Some photographers automatically include a second shooter in their photography packages, while others almost never work with a second shooter. Personally, I find it best to treat each wedding day as completely unique and figure out whether or not a second shooter is necessary on case by case basis. Here are a few things that I consider when deciding whether or not to recommend a second photographer:
What’s important to you
Are photos of both bride and groom getting ready important? How about portraits with family and friends? Are detail shots of the dress, tux, shoes and rings crucial? How about the reception space?
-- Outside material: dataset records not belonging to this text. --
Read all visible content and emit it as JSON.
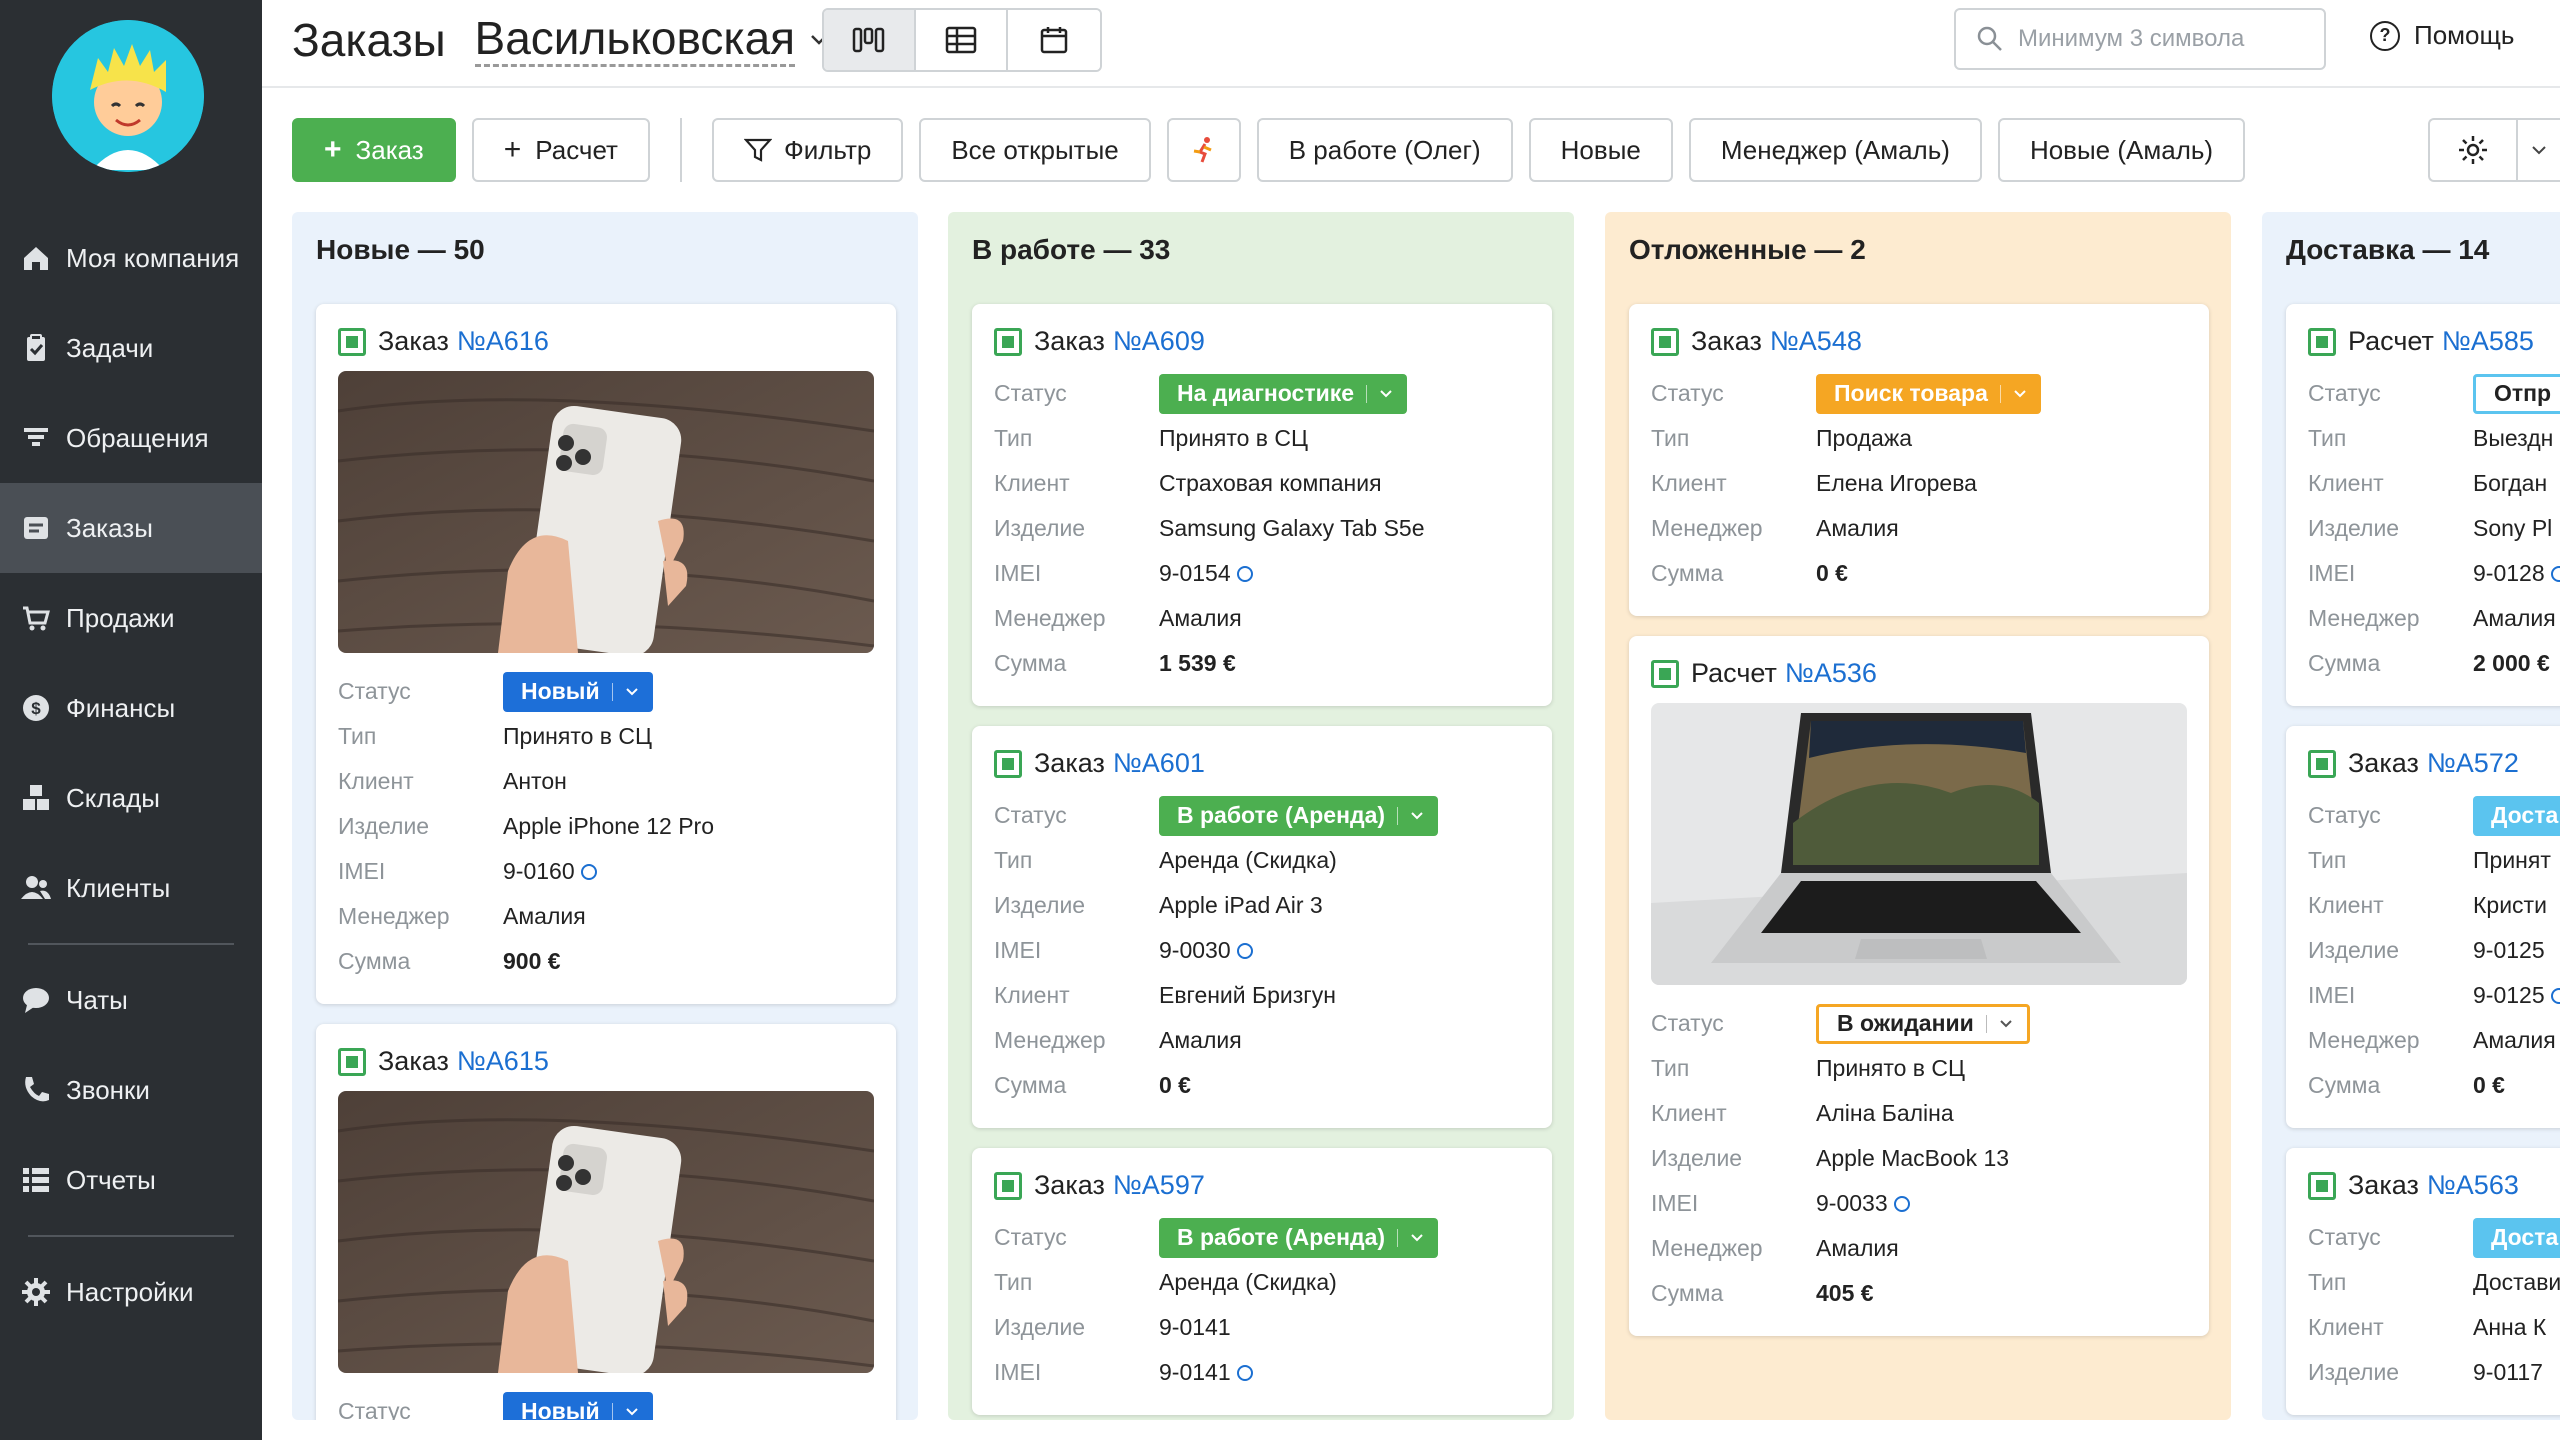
{
  "sidebar": {
    "items": [
      {
        "label": "Моя компания",
        "icon": "home-icon"
      },
      {
        "label": "Задачи",
        "icon": "clipboard-icon"
      },
      {
        "label": "Обращения",
        "icon": "funnel-icon"
      },
      {
        "label": "Заказы",
        "icon": "orders-icon"
      },
      {
        "label": "Продажи",
        "icon": "cart-icon"
      },
      {
        "label": "Финансы",
        "icon": "dollar-icon"
      },
      {
        "label": "Склады",
        "icon": "boxes-icon"
      },
      {
        "label": "Клиенты",
        "icon": "users-icon"
      },
      {
        "label": "Чаты",
        "icon": "chat-icon"
      },
      {
        "label": "Звонки",
        "icon": "phone-icon"
      },
      {
        "label": "Отчеты",
        "icon": "reports-icon"
      },
      {
        "label": "Настройки",
        "icon": "gear-icon"
      }
    ],
    "active": "Заказы"
  },
  "header": {
    "title": "Заказы",
    "location": "Васильковская",
    "search_placeholder": "Минимум 3 символа",
    "help_label": "Помощь"
  },
  "toolbar": {
    "add_order": "Заказ",
    "add_estimate": "Расчет",
    "filter": "Фильтр",
    "presets": [
      "Все открытые",
      "В работе (Олег)",
      "Новые",
      "Менеджер (Амаль)",
      "Новые (Амаль)"
    ]
  },
  "labels": {
    "status": "Статус",
    "type": "Тип",
    "client": "Клиент",
    "product": "Изделие",
    "imei": "IMEI",
    "manager": "Менеджер",
    "sum": "Сумма"
  },
  "columns": [
    {
      "title": "Новые — 50",
      "color": "#eaf2fb",
      "cards": [
        {
          "kind": "Заказ",
          "num": "№A616",
          "photo": "iphone",
          "status": "Новый",
          "status_style": "blue",
          "rows": [
            [
              "Тип",
              "Принято в СЦ"
            ],
            [
              "Клиент",
              "Антон"
            ],
            [
              "Изделие",
              "Apple iPhone 12 Pro"
            ],
            [
              "IMEI",
              "9-0160"
            ],
            [
              "Менеджер",
              "Амалия"
            ],
            [
              "Сумма",
              "900 €"
            ]
          ]
        },
        {
          "kind": "Заказ",
          "num": "№A615",
          "photo": "iphone",
          "status": "Новый",
          "status_style": "blue",
          "rows": []
        }
      ]
    },
    {
      "title": "В работе — 33",
      "color": "#e3f1df",
      "cards": [
        {
          "kind": "Заказ",
          "num": "№A609",
          "status": "На диагностике",
          "status_style": "green",
          "rows": [
            [
              "Тип",
              "Принято в СЦ"
            ],
            [
              "Клиент",
              "Страховая компания"
            ],
            [
              "Изделие",
              "Samsung Galaxy Tab S5e"
            ],
            [
              "IMEI",
              "9-0154"
            ],
            [
              "Менеджер",
              "Амалия"
            ],
            [
              "Сумма",
              "1 539 €"
            ]
          ]
        },
        {
          "kind": "Заказ",
          "num": "№A601",
          "status": "В работе (Аренда)",
          "status_style": "green",
          "rows": [
            [
              "Тип",
              "Аренда (Скидка)"
            ],
            [
              "Изделие",
              "Apple iPad Air 3"
            ],
            [
              "IMEI",
              "9-0030"
            ],
            [
              "Клиент",
              "Евгений Бризгун"
            ],
            [
              "Менеджер",
              "Амалия"
            ],
            [
              "Сумма",
              "0 €"
            ]
          ]
        },
        {
          "kind": "Заказ",
          "num": "№A597",
          "status": "В работе (Аренда)",
          "status_style": "green",
          "rows": [
            [
              "Тип",
              "Аренда (Скидка)"
            ],
            [
              "Изделие",
              "9-0141"
            ],
            [
              "IMEI",
              "9-0141"
            ]
          ]
        }
      ]
    },
    {
      "title": "Отложенные — 2",
      "color": "#fdebd0",
      "cards": [
        {
          "kind": "Заказ",
          "num": "№A548",
          "status": "Поиск товара",
          "status_style": "orange",
          "rows": [
            [
              "Тип",
              "Продажа"
            ],
            [
              "Клиент",
              "Елена Игорева"
            ],
            [
              "Менеджер",
              "Амалия"
            ],
            [
              "Сумма",
              "0 €"
            ]
          ]
        },
        {
          "kind": "Расчет",
          "num": "№A536",
          "photo": "macbook",
          "status": "В ожидании",
          "status_style": "outline",
          "rows": [
            [
              "Тип",
              "Принято в СЦ"
            ],
            [
              "Клиент",
              "Аліна Баліна"
            ],
            [
              "Изделие",
              "Apple MacBook 13"
            ],
            [
              "IMEI",
              "9-0033"
            ],
            [
              "Менеджер",
              "Амалия"
            ],
            [
              "Сумма",
              "405 €"
            ]
          ]
        }
      ]
    },
    {
      "title": "Доставка — 14",
      "color": "#eaf2fb",
      "cards": [
        {
          "kind": "Расчет",
          "num": "№A585",
          "status": "Отпр",
          "status_style": "white",
          "rows": [
            [
              "Тип",
              "Выездн"
            ],
            [
              "Клиент",
              "Богдан"
            ],
            [
              "Изделие",
              "Sony Pl"
            ],
            [
              "IMEI",
              "9-0128"
            ],
            [
              "Менеджер",
              "Амалия"
            ],
            [
              "Сумма",
              "2 000 €"
            ]
          ]
        },
        {
          "kind": "Заказ",
          "num": "№A572",
          "status": "Доста",
          "status_style": "cyan",
          "rows": [
            [
              "Тип",
              "Принят"
            ],
            [
              "Клиент",
              "Кристи"
            ],
            [
              "Изделие",
              "9-0125"
            ],
            [
              "IMEI",
              "9-0125"
            ],
            [
              "Менеджер",
              "Амалия"
            ],
            [
              "Сумма",
              "0 €"
            ]
          ]
        },
        {
          "kind": "Заказ",
          "num": "№A563",
          "status": "Доста",
          "status_style": "cyan",
          "rows": [
            [
              "Тип",
              "Достави"
            ],
            [
              "Клиент",
              "Анна К"
            ],
            [
              "Изделие",
              "9-0117"
            ]
          ]
        }
      ]
    }
  ]
}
As a photographer, I’ve come to understand that not everyone has the same priorities for what they want captured on their wedding day. Some couples really want photos before, during and after the ceremony. Other couples really want detailed photos of every planned element such as flowers, the venue etcetera. For some, portraits of friends and family are most important. Before anything else, I always work to understand what’s most important to you. If you're looking predominately for ceremony shots, a couple of portraits and some action shots during the reception then a second shooter is probably not necessary. If you want getting ready shots, a first look, details photos of every element, ceremony photos, family portraits and lots of action shots during the reception then I would definitely recommend a second photographer.
Logistics of the day
Will you be getting ready nearby? Or will one person be getting ready in a hotel room while the other is getting ready at home? How much time will there be for portraits between the ceremony and reception? Will everything be happening in one neighborhood or will we start in one location, go somewhere else for portrait photos and then have the reception in a completely different location?
While I can cover a lot of ground in one day, sometimes it’s just not possible for me to be where all the action is happening. If we want to do sunset portraits while all the guests are at cocktail hour, it simply won’t be possible for me to capture both. Consider the logistics of your day when deciding whether or not to ask for a 2nd photographer.
Will there be a wedding party and if so how many people will be in it? How many people will be attending the wedding? Will guests be flying into town that will be important to photograph?
Every now and again even if the logistics of the day would work smoothly with coverage from one photographer, the size of the wedding might simply warrant a second shooter. If you have over 120 attendees, it’s worth considering a second shooter simply because it will be challenging to get photos of everyone without rushing some images.
Beyond prioritizing, working through logistics and taking size into consideration, a second photographer might be a good addition because they can provide a unique skill set or perspective. Personally, I work with second shooters that are incredible photographers in their own right, not amateur photographers still honing their skill. Often, I end up recommending second shooters that specialize in film photography or are particularly good at setting up larger, posed group shots.
Whether it’s a package or an additional charge, a second shooter will always add more cost. While I generally don’t recommend making decisions based on price alone, it is an important consideration.